What the gospel is not
The gospel is not a list of rules and regulations. It is not good advice; it is good news.
There is no shortage of advice around about how to be right with God, but much of it involves our own efforts to be good. The problem is, we don’t have the ability to keep our own moral standards, much less God’s. The gospel, thankfully, states that the way to God is not through good works, but through faith, as the Apostle Paul reminded the Christians in Ephesus:
“By grace you have been saved through faith. And this is not your own doing; it is the gift of God, not a result of works, so that no one may boast” (Ephesians 2:8-9).
What the gospel is
The gospel points us to Jesus Christ, the Son of God, as the person to put our faith in – because “God shows His love for us in that while we were still sinners, Christ died for us” (Romans 5:8).
There is bad news – we are “sinners”, separated from God by our wrong actions. Because God is good, sin accumulates a moral debt and wrong actions must be punished.
But there is also good news – instead of demanding that we must pay our debt for sin, God has offered to pay for us. More than that, He has already made the payment by sending His perfect, sinless Son to die for us.

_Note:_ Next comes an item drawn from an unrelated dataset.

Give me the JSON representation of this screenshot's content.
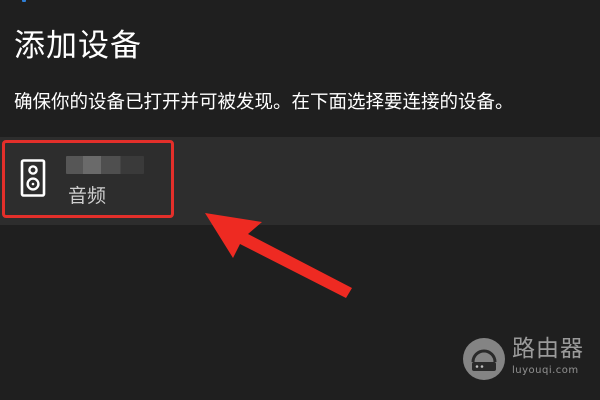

God, in Christ, through His death on a cross, has paid the price we owe, and borne the judgment we deserve.
What the gospel does
The gospel doesn’t tell us how to live our lives, it introduces us to a person. The message is not about a religion but a relationship.
Religion says: “live this way, and you will earn your way to God”. The gospel says “Jesus died for you, to meet the cost of your way to God”. Jesus is the Saviour you need. By coming to Him through faith, you will experience the hope, the joy, the peace that is missing from your life.